America's alarm over China's military modernisation
Trusted media outlets claim that Beijing is becoming increasingly powerful in cyberwarfare and missile technology. Duncan Bartlett says readers should consider the sources of the reports before reaching conclusions.
Xi Jinping has stated that he wants to build a world class military by 2049 – the centenary of the Communist Party`s takeover – as part of the “great revival of the Chinese nation”.
In an era of great power competition, this inevitably leads to media scrutiny as to how far China is able to match, or even surpass, the United States in key areas of technology and defence.
Journalists are eager for stories on this topic, especially if they sound an alarm. The US Department Defence recognises this demand and regularly offers material to reporters on which they base their articles.
Stories which are built upon briefings with shadowy, unnamed sources are, by their very nature, hard to verify. Yet they intrigue readers and add a frisson of secrecy and drama to a reporter’s work.
The headlines which emerge are often sinister.
“China plans to quadruple its nuclear arms stockpile by 2030, Pentagon says” appeared on the front page of the Financial Times on November 4th, 2021.
The story, which was filed out of the newspaper`s Washington bureau, said that China could have 700 deliverable nuclear warheads by 2027 and would boost its stockpile – currently estimated in the low 200s – to at least 1,000 warheads by the end of the decade.
This report was based on information given to an FT reporter by the Pentagon.
No doubt the FT`s editors felt that their source was reliable, which is why the article was splashed on its front page. The FT is proud of its broad news coverage, which goes well beyond the sphere of business. It has made much with its clashes with the authorities in Beijing over its reporting of China and has now moved key members of its team to Taiwan and Singapore. The FT is owned by Nikkei, a Japanese media organisation.
The nuclear arms build-up was not the only China-related scoop to appear in the Financial Times recently. In September, an unnamed Pentagon source told the paper that China has tested a hypersonic missile, which can fly at five times the speed of sound.
The pieces about the nuclear and hypersonic weapons in the FT were fairly light on data but included some colourful quotes from people who said they were “caught by surprise” by the “eye popping” information.
These pieces were used as the basis for stories by a range of other media outlets. The Economist noted that an expansion of China’s nuclear capacity would leave it with a much smaller number of nuclear weapons than America or Russia, which each have around 4,000 warheads.

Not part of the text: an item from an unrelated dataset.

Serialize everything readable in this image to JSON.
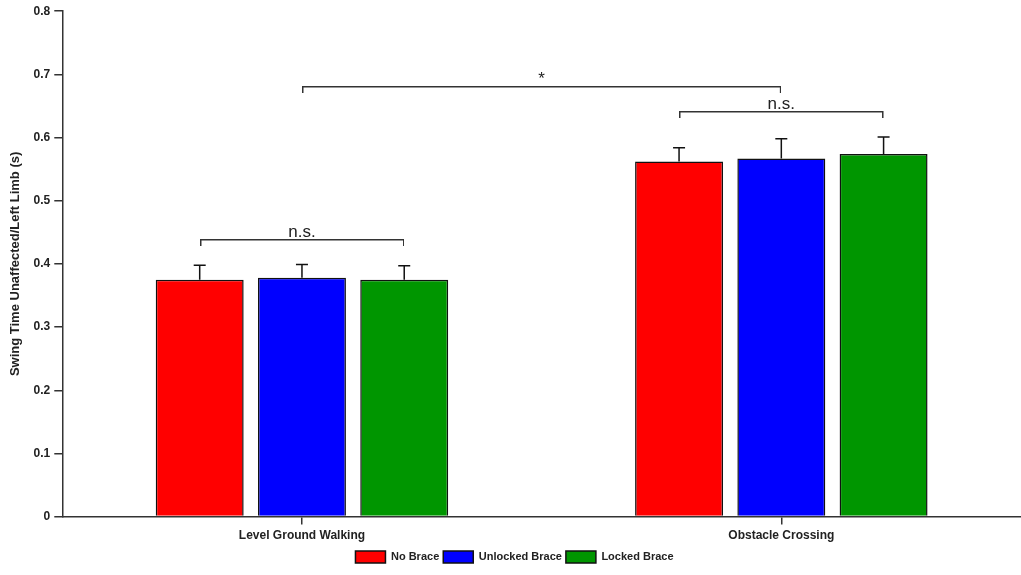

Not all media outlets allowed the Pentagon`s warnings to go unchallenged.
For example, the BBC claimed that China had “denied” the FT`s report about the hypersonic missile.
Yet tellingly, the Global Times – a mouthpiece for the most wolfish faction of the Chinese Communist Party – chose to give its readers the impression the new weapon could well be a real threat to the United States.

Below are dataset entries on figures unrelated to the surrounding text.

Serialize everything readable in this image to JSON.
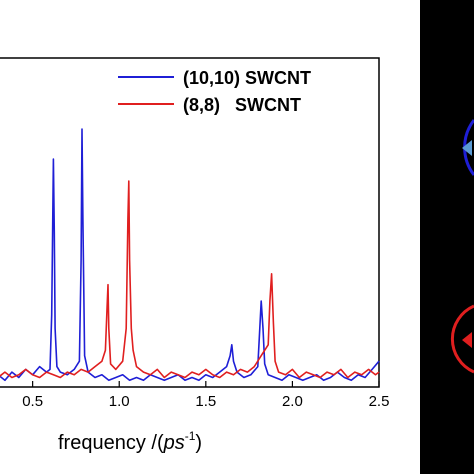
{
  "chart_data": {
    "type": "line",
    "title": "",
    "xlabel_prefix": "frequency /(",
    "xlabel_unit": "ps",
    "xlabel_exp": "-1",
    "xlabel_suffix": ")",
    "ylabel": "",
    "xlim": [
      0.3,
      2.5
    ],
    "ylim": [
      0,
      1.0
    ],
    "x_ticks": [
      0.5,
      1.0,
      1.5,
      2.0,
      2.5
    ],
    "x_tick_labels": [
      "0.5",
      "1.0",
      "1.5",
      "2.0",
      "2.5"
    ],
    "grid": false,
    "legend_position": "top-right",
    "series": [
      {
        "name": "(10,10) SWCNT",
        "color": "#1f1fd6",
        "x": [
          0.3,
          0.34,
          0.38,
          0.42,
          0.46,
          0.5,
          0.54,
          0.58,
          0.6,
          0.61,
          0.62,
          0.625,
          0.63,
          0.64,
          0.66,
          0.7,
          0.74,
          0.77,
          0.78,
          0.785,
          0.79,
          0.8,
          0.82,
          0.86,
          0.9,
          0.94,
          0.98,
          1.02,
          1.06,
          1.1,
          1.14,
          1.18,
          1.22,
          1.26,
          1.3,
          1.34,
          1.38,
          1.42,
          1.46,
          1.5,
          1.54,
          1.58,
          1.62,
          1.64,
          1.65,
          1.66,
          1.68,
          1.72,
          1.76,
          1.8,
          1.81,
          1.82,
          1.83,
          1.84,
          1.86,
          1.9,
          1.94,
          1.98,
          2.02,
          2.06,
          2.1,
          2.14,
          2.18,
          2.22,
          2.26,
          2.3,
          2.34,
          2.38,
          2.42,
          2.46,
          2.5
        ],
        "y": [
          0.03,
          0.01,
          0.04,
          0.02,
          0.05,
          0.03,
          0.06,
          0.04,
          0.05,
          0.25,
          0.82,
          0.55,
          0.2,
          0.06,
          0.04,
          0.03,
          0.05,
          0.08,
          0.45,
          0.93,
          0.6,
          0.1,
          0.04,
          0.02,
          0.03,
          0.01,
          0.02,
          0.03,
          0.01,
          0.02,
          0.01,
          0.03,
          0.02,
          0.01,
          0.02,
          0.03,
          0.01,
          0.02,
          0.01,
          0.03,
          0.02,
          0.04,
          0.06,
          0.1,
          0.14,
          0.08,
          0.04,
          0.02,
          0.03,
          0.06,
          0.18,
          0.3,
          0.2,
          0.07,
          0.03,
          0.02,
          0.01,
          0.03,
          0.02,
          0.01,
          0.02,
          0.03,
          0.01,
          0.02,
          0.04,
          0.02,
          0.01,
          0.03,
          0.02,
          0.05,
          0.08
        ]
      },
      {
        "name": "(8,8)   SWCNT",
        "color": "#e01f1f",
        "x": [
          0.3,
          0.34,
          0.38,
          0.42,
          0.46,
          0.5,
          0.54,
          0.58,
          0.62,
          0.66,
          0.7,
          0.74,
          0.78,
          0.82,
          0.86,
          0.9,
          0.92,
          0.93,
          0.935,
          0.94,
          0.95,
          0.98,
          1.02,
          1.04,
          1.05,
          1.055,
          1.06,
          1.07,
          1.08,
          1.1,
          1.14,
          1.18,
          1.22,
          1.26,
          1.3,
          1.34,
          1.38,
          1.42,
          1.46,
          1.5,
          1.54,
          1.58,
          1.62,
          1.66,
          1.7,
          1.74,
          1.78,
          1.82,
          1.86,
          1.87,
          1.88,
          1.89,
          1.9,
          1.92,
          1.96,
          2.0,
          2.04,
          2.08,
          2.12,
          2.16,
          2.2,
          2.24,
          2.28,
          2.32,
          2.36,
          2.4,
          2.44,
          2.48,
          2.5
        ],
        "y": [
          0.02,
          0.04,
          0.02,
          0.03,
          0.05,
          0.03,
          0.02,
          0.04,
          0.03,
          0.02,
          0.04,
          0.03,
          0.05,
          0.04,
          0.06,
          0.08,
          0.12,
          0.28,
          0.36,
          0.2,
          0.07,
          0.05,
          0.08,
          0.2,
          0.6,
          0.74,
          0.45,
          0.2,
          0.12,
          0.06,
          0.04,
          0.03,
          0.05,
          0.02,
          0.04,
          0.03,
          0.02,
          0.04,
          0.03,
          0.05,
          0.03,
          0.02,
          0.04,
          0.03,
          0.05,
          0.04,
          0.06,
          0.1,
          0.14,
          0.3,
          0.4,
          0.22,
          0.08,
          0.04,
          0.03,
          0.05,
          0.02,
          0.04,
          0.03,
          0.02,
          0.04,
          0.03,
          0.05,
          0.02,
          0.04,
          0.03,
          0.05,
          0.03,
          0.04
        ]
      }
    ]
  }
}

“It is important to note the unstoppable trend that China is narrowing the gap with the US in some key military technologies, as China is continuously developing its economic and technological strength,” said the paper.
The Global Times added that China doesn’t need to engage in an “arms race” with the US. Yet at the same time, it turned the alarming headlines in the western press as an opportunity to hail China’s enhanced military status.
China`s case to have the edge over the United States in areas of advanced warfare was also supported by Nicolas Chaillan, who recently resigned his position as the U.S. Air Force’s first software chief.
Chaillan told the Financial Times: “We will have no competing fighting chance against China in fifteen to twenty years. Right now, it’s already a done deal. It is over, in my opinion.”
Pressing his point home in interviews with other international media outlets and meetings in Washington, Challian said the US Department of Defence has placed too much dependence on conventional military assets – such as fighter jets, tanks, and missile systems – and has fallen behind China in fields such as artificial intelligence, machine learning and cyber security.
For Chaillan, “whoever dominates in artificial intelligence will control the world”.
Broadcasters latched onto the warnings. General Mark Milley, chairman of the Joint Chief of Staff, called China’s suspected testing of hypersonic weapons “very concerning” during an interview on Bloomberg Television.
The vice chairman of the Joint Chiefs of Staff, General John Hyten was more specific about the missile programme when he met a group of defence writers.
“What you need to be worried about is that in the last five years – or maybe longer – the United States has done nine hypersonic missile tests and in the same time the Chinese have done hundreds,” claimed General Hyten.
For most readers, the inevitable conclusion is that China is a powerful country which is causing alarm at the highest levels of the US Department of Defence.
Only a few people will have the military expertise to know if the claims being made in the media are plausible.
However, from the perspective of the Chinese propaganda department, it is a welcome development that respected western outlets such as the Financial Times are bolstering the prestige of the People’s Liberation Army.
Duncan Bartlett is a Research Associate at the SOAS China Institute and hosts the Institute’s weekly podcast, China In Context. He is currently teaching diplomacy and international relations on the Economist Executive Education course, ‘A New Global Order`, and is a former Correspondent for the BBC in Asia.
The views expressed on this blog are those of the author(s) and are not necessarily those of the SOAS China Institute.